January 4th, 2003, 09:09 PM
Http Session security
I am a making a website witch uses sessions. When someone logs in the following happens:
1. A random session id is generated and placed in the cookie
2. The session id is also placed in a database alogn with the ip of the user the username of the user and the time the time this session was created
Now this is what happens on every page that needs loggin in:
1. The session id in the cookie is checked to match the sessionid in the database and the ip of the user is checked to match the ip in the database. if any dont match the user is asked to login.
is this secure? how can i make it more secure? i know that if the user is on an insecure ethernet lan his session can get highjacked. How can i fix this?
Thank you all
January 5th, 2003, 10:05 AM
January 5th, 2003, 01:16 PM
I think using https does a lot of the work for you in securing your connection...
and don't forget a timeout (for cybercafe's and other multi-user situations like schools etc..)
ASCII stupid question, get a stupid ANSI.
When in Russia, pet a PETSCII.
Get your ass over to SLAYRadio
the best station for C64 Remixes !
January 5th, 2003, 02:52 PM
1. Some users change IP during a session. This includes some AOL users to the best of my knowledge. Whilst you might not like AOL users, unfortunately they make up a rather large proportion of the internet (Sadly, even in countries which don't start with the letter A)

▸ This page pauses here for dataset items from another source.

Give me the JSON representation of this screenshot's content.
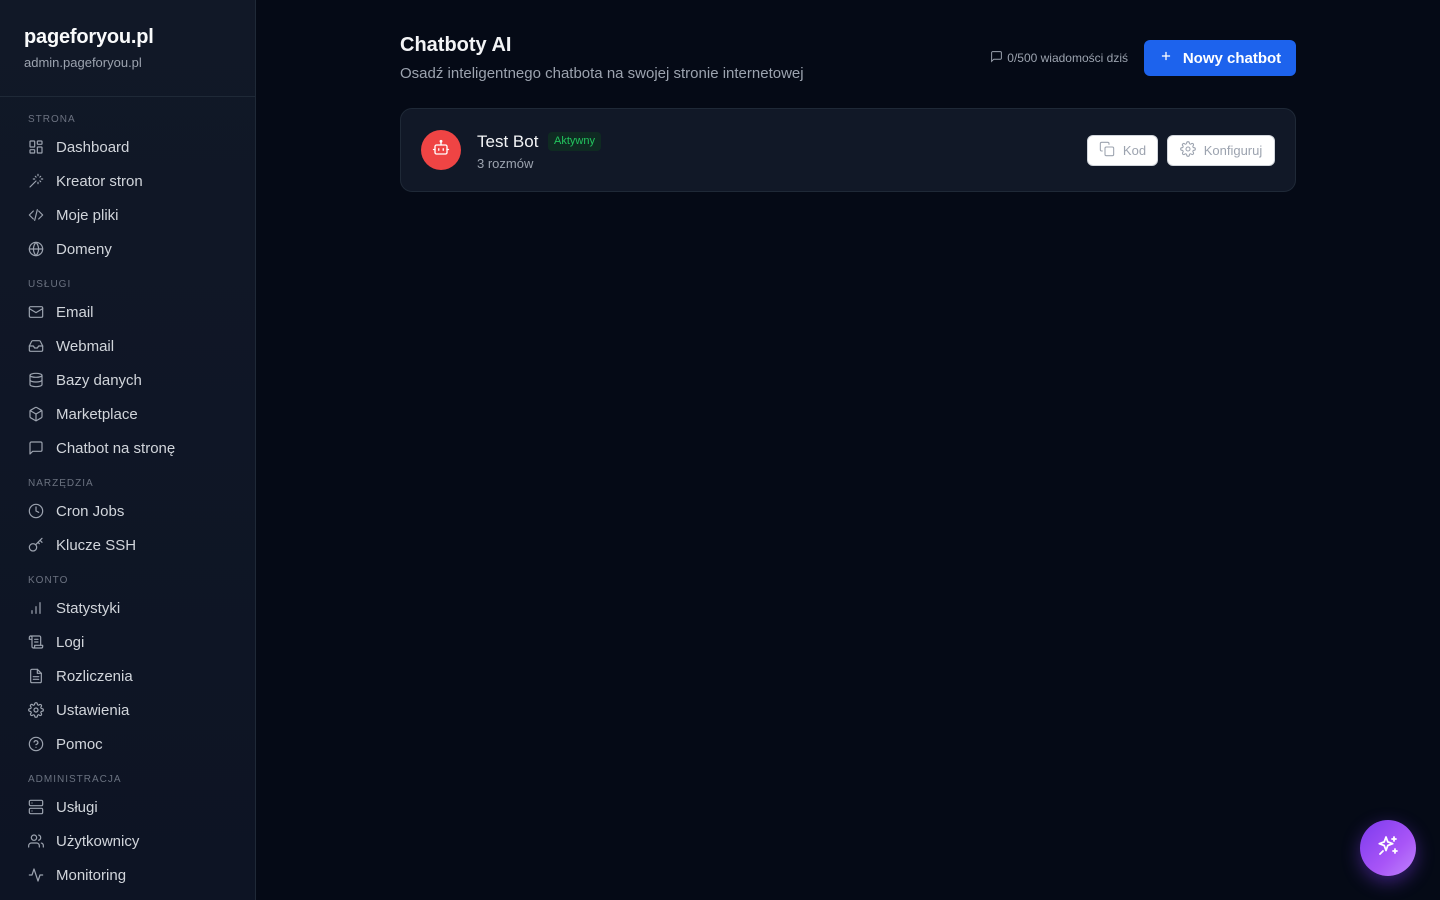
{
  "brand": {
    "title": "pageforyou.pl",
    "subtitle": "admin.pageforyou.pl"
  },
  "sidebar": {
    "sections": [
      {
        "label": "STRONA",
        "items": [
          {
            "label": "Dashboard",
            "icon": "grid-icon"
          },
          {
            "label": "Kreator stron",
            "icon": "magic-wand-icon"
          },
          {
            "label": "Moje pliki",
            "icon": "code-icon"
          },
          {
            "label": "Domeny",
            "icon": "globe-icon"
          }
        ]
      },
      {
        "label": "USŁUGI",
        "items": [
          {
            "label": "Email",
            "icon": "mail-icon"
          },
          {
            "label": "Webmail",
            "icon": "inbox-icon"
          },
          {
            "label": "Bazy danych",
            "icon": "database-icon"
          },
          {
            "label": "Marketplace",
            "icon": "package-icon"
          },
          {
            "label": "Chatbot na stronę",
            "icon": "message-square-icon"
          }
        ]
      },
      {
        "label": "NARZĘDZIA",
        "items": [
          {
            "label": "Cron Jobs",
            "icon": "clock-icon"
          },
          {
            "label": "Klucze SSH",
            "icon": "key-icon"
          }
        ]
      },
      {
        "label": "KONTO",
        "items": [
          {
            "label": "Statystyki",
            "icon": "bar-chart-icon"
          },
          {
            "label": "Logi",
            "icon": "scroll-icon"
          },
          {
            "label": "Rozliczenia",
            "icon": "file-text-icon"
          },
          {
            "label": "Ustawienia",
            "icon": "gear-icon"
          },
          {
            "label": "Pomoc",
            "icon": "help-circle-icon"
          }
        ]
      },
      {
        "label": "ADMINISTRACJA",
        "items": [
          {
            "label": "Usługi",
            "icon": "server-icon"
          },
          {
            "label": "Użytkownicy",
            "icon": "users-icon"
          },
          {
            "label": "Monitoring",
            "icon": "activity-icon"
          }
        ]
      }
    ]
  },
  "header": {
    "title": "Chatboty AI",
    "subtitle": "Osadź inteligentnego chatbota na swojej stronie internetowej",
    "usage": "0/500 wiadomości dziś",
    "new_button": "Nowy chatbot"
  },
  "chatbots": [
    {
      "name": "Test Bot",
      "status": "Aktywny",
      "meta": "3 rozmów",
      "code_label": "Kod",
      "config_label": "Konfiguruj",
      "avatar_color": "#ef4444"
    }
  ],
  "colors": {
    "accent": "#1d63ed",
    "active": "#22c55e",
    "fab": "#8b5cf6"
  }
}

These users would fail your session system.
This is a classic attack against web applications and hotmail, etc have historically been vulnerable to it. Clearly depending on the nature of the application, you may be fairly safe.

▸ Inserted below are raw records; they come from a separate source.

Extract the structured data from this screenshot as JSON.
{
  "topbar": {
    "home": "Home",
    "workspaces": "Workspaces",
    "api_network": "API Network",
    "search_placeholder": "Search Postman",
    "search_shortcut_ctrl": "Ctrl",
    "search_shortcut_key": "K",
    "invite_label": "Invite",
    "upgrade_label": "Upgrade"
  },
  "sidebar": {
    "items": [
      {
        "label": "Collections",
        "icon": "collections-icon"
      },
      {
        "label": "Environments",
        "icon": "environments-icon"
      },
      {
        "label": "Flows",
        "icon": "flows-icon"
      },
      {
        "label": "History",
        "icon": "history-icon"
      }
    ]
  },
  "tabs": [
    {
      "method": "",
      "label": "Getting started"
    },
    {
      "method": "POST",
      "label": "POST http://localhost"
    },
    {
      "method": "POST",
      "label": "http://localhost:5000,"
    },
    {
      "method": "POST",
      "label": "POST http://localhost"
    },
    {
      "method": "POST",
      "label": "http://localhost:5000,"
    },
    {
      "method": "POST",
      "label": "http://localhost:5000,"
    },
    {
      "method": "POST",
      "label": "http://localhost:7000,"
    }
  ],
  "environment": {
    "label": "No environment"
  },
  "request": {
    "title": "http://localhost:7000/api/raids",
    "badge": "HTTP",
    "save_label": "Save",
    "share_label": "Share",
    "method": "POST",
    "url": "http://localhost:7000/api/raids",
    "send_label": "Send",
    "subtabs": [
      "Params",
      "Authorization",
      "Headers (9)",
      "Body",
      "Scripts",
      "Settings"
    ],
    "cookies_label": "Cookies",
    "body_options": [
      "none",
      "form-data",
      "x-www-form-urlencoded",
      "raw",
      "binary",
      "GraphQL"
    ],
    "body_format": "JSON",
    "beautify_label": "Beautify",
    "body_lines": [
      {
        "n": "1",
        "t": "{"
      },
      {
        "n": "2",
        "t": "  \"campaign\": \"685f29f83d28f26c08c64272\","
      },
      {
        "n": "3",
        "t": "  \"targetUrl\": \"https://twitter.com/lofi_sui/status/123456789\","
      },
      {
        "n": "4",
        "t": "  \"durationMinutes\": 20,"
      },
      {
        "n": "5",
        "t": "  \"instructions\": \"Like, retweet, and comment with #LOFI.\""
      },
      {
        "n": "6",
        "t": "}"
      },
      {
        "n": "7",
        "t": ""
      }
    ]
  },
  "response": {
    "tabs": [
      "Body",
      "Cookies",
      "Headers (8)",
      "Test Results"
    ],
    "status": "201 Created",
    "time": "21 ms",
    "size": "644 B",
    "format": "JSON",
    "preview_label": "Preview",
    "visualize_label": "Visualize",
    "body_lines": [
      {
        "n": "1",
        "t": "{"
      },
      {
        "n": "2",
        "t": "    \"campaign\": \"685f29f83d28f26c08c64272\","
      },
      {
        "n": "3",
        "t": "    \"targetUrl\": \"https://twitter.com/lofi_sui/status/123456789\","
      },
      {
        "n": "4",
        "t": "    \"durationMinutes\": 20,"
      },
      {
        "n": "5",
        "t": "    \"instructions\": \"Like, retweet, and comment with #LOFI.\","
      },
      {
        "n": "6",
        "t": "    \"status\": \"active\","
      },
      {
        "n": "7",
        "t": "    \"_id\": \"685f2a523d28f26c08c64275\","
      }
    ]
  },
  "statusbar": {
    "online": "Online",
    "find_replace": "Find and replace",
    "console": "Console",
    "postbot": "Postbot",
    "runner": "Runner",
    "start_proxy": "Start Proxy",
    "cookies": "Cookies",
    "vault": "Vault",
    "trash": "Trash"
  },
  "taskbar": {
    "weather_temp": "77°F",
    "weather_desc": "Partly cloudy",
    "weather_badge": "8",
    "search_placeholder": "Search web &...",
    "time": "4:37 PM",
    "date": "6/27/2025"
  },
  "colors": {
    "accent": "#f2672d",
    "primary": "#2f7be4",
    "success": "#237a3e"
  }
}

3. If you use HTTPS, ensure it's used for all pages which require authentication and make sure the "secure" attribute is set on the cookie. This will tell the browser never to send the cookie over a plain HTTP link (but doesn't protect against cross-site scripting)

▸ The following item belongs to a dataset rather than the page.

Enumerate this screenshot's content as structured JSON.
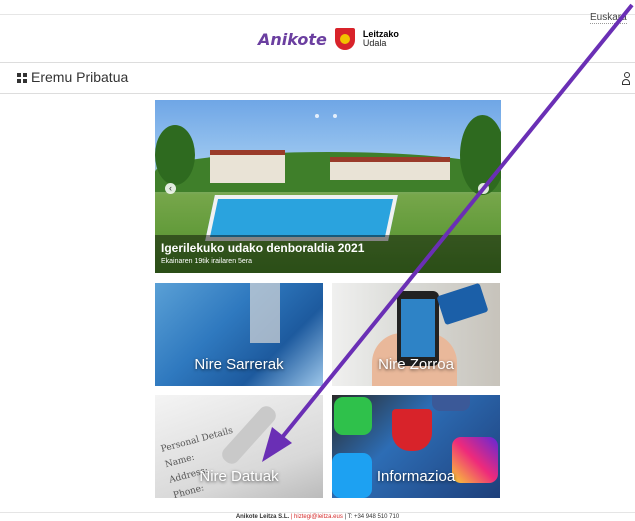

I would also recommend using either HTTP basic authentication over HTTPS, or client certificates instead. The former is easy to set up and not vulnerable to cross-site scripting, the latter is extremely secure (but has a big overhead on setup and requires the clients to have certificates)
January 5th, 2003, 04:59 PM
Wow, very helpful slarty. thanks
anyone know how hotmail or yahoo maintain sessions?